Turn off the heat and remove the bay leaves. Dot the top of the skillet with the butter and drizzle in the apple cider vinegar or lemon juice. Gently stir the barley and cabbage around the chicken to melt the butter and distribute the acidity, which brightens the whole dish.
Taste the barley and cabbage and adjust seasoning with additional salt and black pepper as needed.

Sprinkle the chopped fresh parsley over the skillet. Let the dish rest, uncovered, for about 5 minutes to cool slightly and allow the flavors to settle. Serve directly from the cast-iron skillet at the table, making sure each serving includes a chicken thigh, a generous scoop of barley, and plenty of wilted cabbage and carrots.

Pro Tips

  • Use pearled barley, not hulled: Pearled barley cooks faster (about 30 to 35 minutes) and is ideal for this one-skillet recipe. Hulled barley will take significantly longer and may need extra liquid.
  • Control your simmer: A gentle, steady simmer is key. If the heat is too high, the liquid can reduce before the barley is tender. If needed, add small splashes of broth or water.
  • Season in layers: Lightly salting the chicken, vegetables, and then the finished dish builds flavor without it tasting overly salty.
  • Do not crowd the sear: If your skillet is small, sear the chicken in two batches so it browns instead of steaming.
  • Adjust texture to your taste: For a looser, stew-like consistency, add 1/2 to 1 cup additional hot broth just before serving and fold it in.

Variations

  • Creamy version: After the barley and cabbage are tender, stir in 1/3 to 1/2 cup heavy cream or half-and-half along with the butter. Warm gently until just heated through for a richer, cozier skillet.
  • Smoky sausage and chicken: Brown 6 ounces of sliced smoked sausage in the skillet before searing the chicken. Remove the sausage, proceed with the recipe, and return the sausage to the pan when adding the cabbage.
  • Vegetarian twist: Omit the chicken and use vegetable broth. Add 8 ounces of sliced mushrooms with the onions and carrots, and stir in a can of drained white beans when you add the cabbage for protein and heartiness.

Storage & Make-Ahead

Let the skillet cool to room temperature, then transfer leftovers to airtight containers. Refrigerate for up to 4 days. The barley will continue to absorb liquid as it sits, so the mixture will thicken. When reheating on the stovetop or in the microwave, stir in a splash of broth or water to loosen it to your preferred texture and adjust the seasoning if needed.
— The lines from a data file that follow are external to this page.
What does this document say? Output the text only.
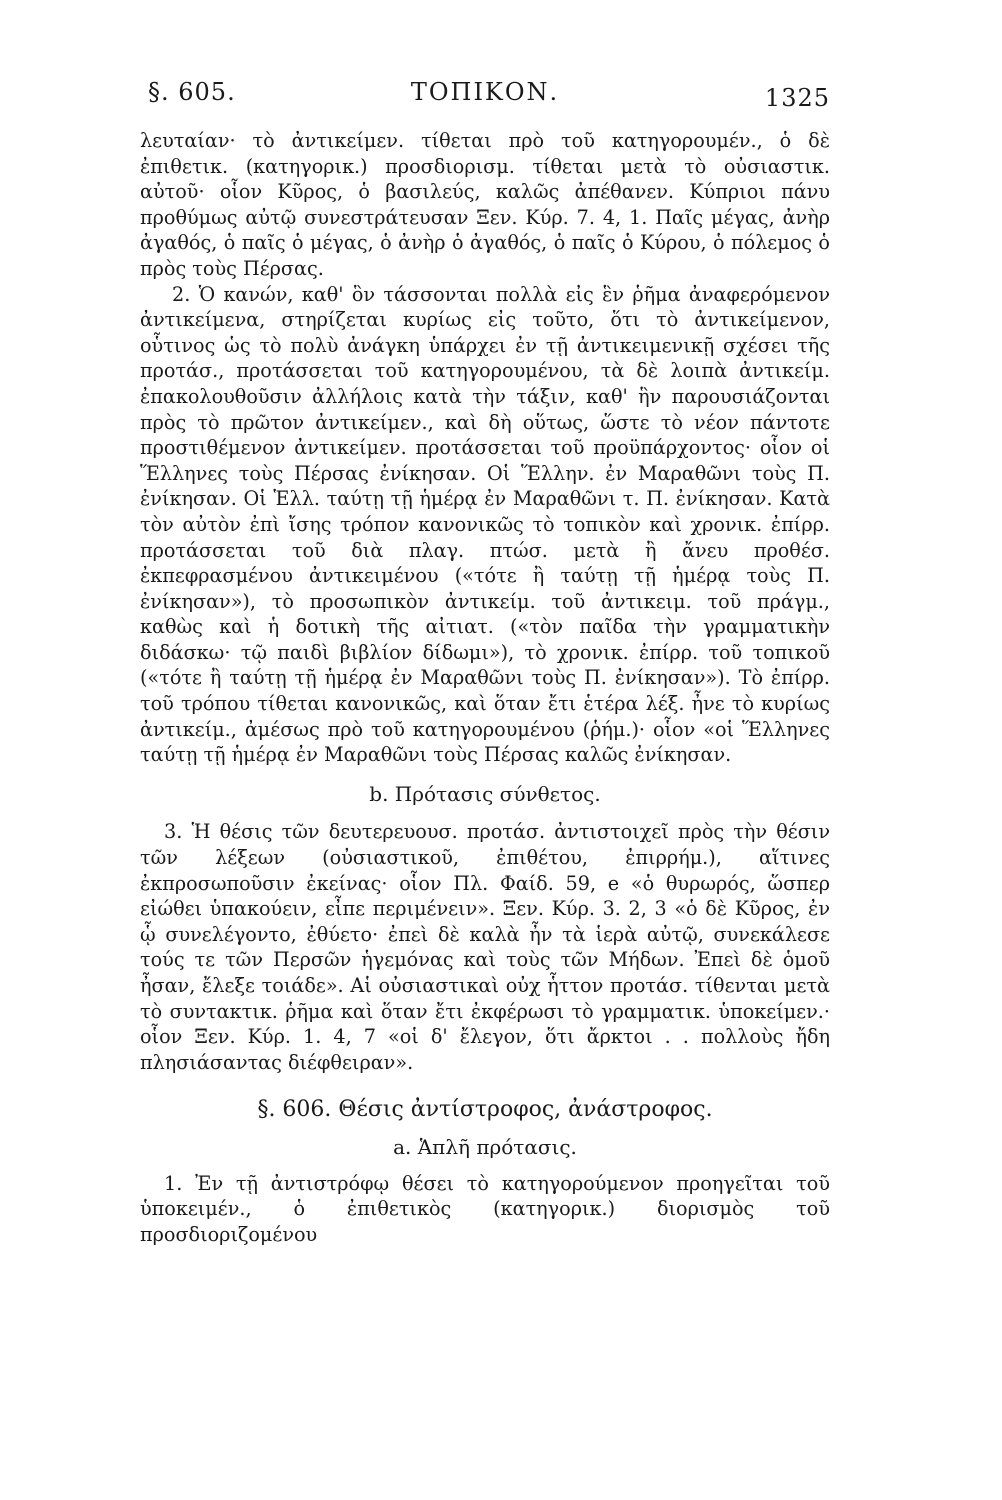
§. 605.	ΤΟΠΙΚΟΝ.	1325

λευταίαν· τὸ ἀντικείμεν. τίθεται πρὸ τοῦ κατηγορουμέν., ὁ δὲ ἐπιθετικ. (κατηγορικ.) προσδιορισμ. τίθεται μετὰ τὸ οὐσιαστικ. αὐτοῦ· οἷον Κῦρος, ὁ βασιλεύς, καλῶς ἀπέθανεν. Κύπριοι πάνυ προθύμως αὐτῷ συνεστράτευσαν Ξεν. Κύρ. 7. 4, 1. Παῖς μέγας, ἀνὴρ ἀγαθός, ὁ παῖς ὁ μέγας, ὁ ἀνὴρ ὁ ἀγαθός, ὁ παῖς ὁ Κύρου, ὁ πόλεμος ὁ πρὸς τοὺς Πέρσας.

2. Ὁ κανών, καθ' ὃν τάσσονται πολλὰ εἰς ἓν ῥῆμα ἀναφερόμενον ἀντικείμενα, στηρίζεται κυρίως εἰς τοῦτο, ὅτι τὸ ἀντικείμενον, οὗτινος ὡς τὸ πολὺ ἀνάγκη ὑπάρχει ἐν τῇ ἀντικειμενικῇ σχέσει τῆς προτάσ., προτάσσεται τοῦ κατηγορουμένου, τὰ δὲ λοιπὰ ἀντικείμ. ἐπακολουθοῦσιν ἀλλήλοις κατὰ τὴν τάξιν, καθ' ἣν παρουσιάζονται πρὸς τὸ πρῶτον ἀντικείμεν., καὶ δὴ οὕτως, ὥστε τὸ νέον πάντοτε προστιθέμενον ἀντικείμεν. προτάσσεται τοῦ προϋπάρχοντος· οἷον οἱ Ἕλληνες τοὺς Πέρσας ἐνίκησαν. Οἱ Ἕλλην. ἐν Μαραθῶνι τοὺς Π. ἐνίκησαν. Οἱ Ἑλλ. ταύτῃ τῇ ἡμέρᾳ ἐν Μαραθῶνι τ. Π. ἐνίκησαν. Κατὰ τὸν αὐτὸν ἐπὶ ἴσης τρόπον κανονικῶς τὸ τοπικὸν καὶ χρονικ. ἐπίρρ. προτάσσεται τοῦ διὰ πλαγ. πτώσ. μετὰ ἢ ἄνευ προθέσ. ἐκπεφρασμένου ἀντικειμένου («τότε ἢ ταύτῃ τῇ ἡμέρᾳ τοὺς Π. ἐνίκησαν»), τὸ προσωπικὸν ἀντικείμ. τοῦ ἀντικειμ. τοῦ πράγμ., καθὼς καὶ ἡ δοτικὴ τῆς αἰτιατ. («τὸν παῖδα τὴν γραμματικὴν διδάσκω· τῷ παιδὶ βιβλίον δίδωμι»), τὸ χρονικ. ἐπίρρ. τοῦ τοπικοῦ («τότε ἢ ταύτῃ τῇ ἡμέρᾳ ἐν Μαραθῶνι τοὺς Π. ἐνίκησαν»). Τὸ ἐπίρρ. τοῦ τρόπου τίθεται κανονικῶς, καὶ ὅταν ἔτι ἑτέρα λέξ. ἦνε τὸ κυρίως ἀντικείμ., ἀμέσως πρὸ τοῦ κατηγορουμένου (ῥήμ.)· οἷον «οἱ Ἕλληνες ταύτῃ τῇ ἡμέρᾳ ἐν Μαραθῶνι τοὺς Πέρσας καλῶς ἐνίκησαν.

b. Πρότασις σύνθετος.

3. Ἡ θέσις τῶν δευτερευουσ. προτάσ. ἀντιστοιχεῖ πρὸς τὴν θέσιν τῶν λέξεων (οὐσιαστικοῦ, ἐπιθέτου, ἐπιρρήμ.), αἵτινες ἐκπροσωποῦσιν ἐκείνας· οἷον Πλ. Φαίδ. 59, e «ὁ θυρωρός, ὥσπερ εἰώθει ὑπακούειν, εἶπε περιμένειν». Ξεν. Κύρ. 3. 2, 3 «ὁ δὲ Κῦρος, ἐν ᾧ συνελέγοντο, ἐθύετο· ἐπεὶ δὲ καλὰ ἦν τὰ ἱερὰ αὐτῷ, συνεκάλεσε τούς τε τῶν Περσῶν ἡγεμόνας καὶ τοὺς τῶν Μήδων. Ἐπεὶ δὲ ὁμοῦ ἦσαν, ἔλεξε τοιάδε». Αἱ οὐσιαστικαὶ οὐχ ἧττον προτάσ. τίθενται μετὰ τὸ συντακτικ. ῥῆμα καὶ ὅταν ἔτι ἐκφέρωσι τὸ γραμματικ. ὑποκείμεν.· οἷον Ξεν. Κύρ. 1. 4, 7 «οἱ δ' ἔλεγον, ὅτι ἄρκτοι . . πολλοὺς ἤδη πλησιάσαντας διέφθειραν».

§. 606. Θέσις ἀντίστροφος, ἀνάστροφος.

a. Ἁπλῆ πρότασις.

1. Ἐν τῇ ἀντιστρόφῳ θέσει τὸ κατηγορούμενον προηγεῖται τοῦ ὑποκειμέν., ὁ ἐπιθετικὸς (κατηγορικ.) διορισμὸς τοῦ προσδιοριζομένου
This dish also freezes well: portion into freezer-safe containers, cool completely, then freeze for up to 2 to 3 months. Thaw overnight in the refrigerator before reheating gently on the stove with a bit of added liquid.
For partial make-ahead, you can chop all vegetables up to 2 days in advance and store them in separate containers in the fridge; this makes the final cooking very quick and easy.

Nutrition (per serving)

Approximate values per serving (1 chicken thigh plus a generous portion of barley, cabbage, and vegetables): 610 calories; 37 g protein; 58 g carbohydrates; 8 g dietary fiber; 22 g fat; 7 g saturated fat; 145 mg cholesterol; 840 mg sodium (will vary based on broth and added salt); 8 g sugars (mostly from vegetables).